Godfrey would have ‘fehed’ and ‘poo-pawed’ the leaden grief I shouldered, long years ago now, once the reality of his passing grew heavier every day. suddenly, I felt every ache, saw every cobweb and crumb as up the stairs from our luggage shop I plodded. This day, however, came noise from our apartment, muttering in Welsh, pad of bare feet on cold tiles…could it be?, my long suffering husband Garnet hurried out, with a very large, hairy, black Wolf Spider, hanging from a drag line, on my writing shirt, which was wrapped about a stick. “It was behind the toilet”, he called back, after letting the spider out the one hall window that refused to close.

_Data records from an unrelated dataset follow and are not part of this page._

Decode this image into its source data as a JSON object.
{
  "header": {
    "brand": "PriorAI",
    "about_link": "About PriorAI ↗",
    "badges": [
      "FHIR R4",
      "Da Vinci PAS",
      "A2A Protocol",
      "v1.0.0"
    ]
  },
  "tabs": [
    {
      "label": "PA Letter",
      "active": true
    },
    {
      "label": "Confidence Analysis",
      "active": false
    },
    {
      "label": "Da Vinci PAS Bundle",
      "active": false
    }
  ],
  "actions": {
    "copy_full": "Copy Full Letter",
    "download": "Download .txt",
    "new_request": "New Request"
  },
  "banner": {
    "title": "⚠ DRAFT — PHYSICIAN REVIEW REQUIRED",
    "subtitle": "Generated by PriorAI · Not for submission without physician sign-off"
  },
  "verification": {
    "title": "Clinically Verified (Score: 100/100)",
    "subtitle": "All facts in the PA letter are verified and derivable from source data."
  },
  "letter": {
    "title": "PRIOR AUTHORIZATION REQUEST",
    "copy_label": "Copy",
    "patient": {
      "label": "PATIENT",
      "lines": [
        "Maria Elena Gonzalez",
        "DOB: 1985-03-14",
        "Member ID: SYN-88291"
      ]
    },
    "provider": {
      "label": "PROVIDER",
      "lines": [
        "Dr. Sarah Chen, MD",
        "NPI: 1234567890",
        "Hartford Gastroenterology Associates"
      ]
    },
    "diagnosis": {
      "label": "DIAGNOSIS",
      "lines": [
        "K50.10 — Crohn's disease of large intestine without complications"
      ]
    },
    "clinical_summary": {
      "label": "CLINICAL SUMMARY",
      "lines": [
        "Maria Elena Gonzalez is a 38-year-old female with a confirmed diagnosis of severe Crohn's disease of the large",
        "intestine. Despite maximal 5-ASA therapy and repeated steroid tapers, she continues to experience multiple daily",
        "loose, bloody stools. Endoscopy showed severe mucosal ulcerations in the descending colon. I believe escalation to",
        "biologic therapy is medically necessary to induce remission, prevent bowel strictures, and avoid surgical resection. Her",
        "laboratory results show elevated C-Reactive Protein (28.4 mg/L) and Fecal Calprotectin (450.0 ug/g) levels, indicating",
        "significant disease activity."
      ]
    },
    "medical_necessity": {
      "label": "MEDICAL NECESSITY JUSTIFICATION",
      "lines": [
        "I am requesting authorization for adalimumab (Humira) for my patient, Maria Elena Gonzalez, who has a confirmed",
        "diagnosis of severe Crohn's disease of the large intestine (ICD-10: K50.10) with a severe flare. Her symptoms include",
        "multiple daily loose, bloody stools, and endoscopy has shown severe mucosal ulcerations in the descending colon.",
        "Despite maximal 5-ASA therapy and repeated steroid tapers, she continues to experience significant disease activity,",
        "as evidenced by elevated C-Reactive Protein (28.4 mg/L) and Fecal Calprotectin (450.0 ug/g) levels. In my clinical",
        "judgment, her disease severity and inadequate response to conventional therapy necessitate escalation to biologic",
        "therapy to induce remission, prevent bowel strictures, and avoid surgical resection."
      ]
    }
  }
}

Proudly, he shook out my shirt, “only rag I could find”. He who could not abide spiders beamed. “Not a rag my dear, I took it from him, thank you, but so not a rag…
It is my writing shirt, left by Godfrey, it has a well worn, checkered history. I was wearing the shirt when the letter came from Beatrice, a stranger then, with words of Godfrey’s passing. Morning cold, susurrus of passing buses in the snow, I sat alone till afternoon when storm broke and sky struggled to clear. One sympathetic ray of winter sunlight lit up as I paused neath it, “The Bug Chandelier.”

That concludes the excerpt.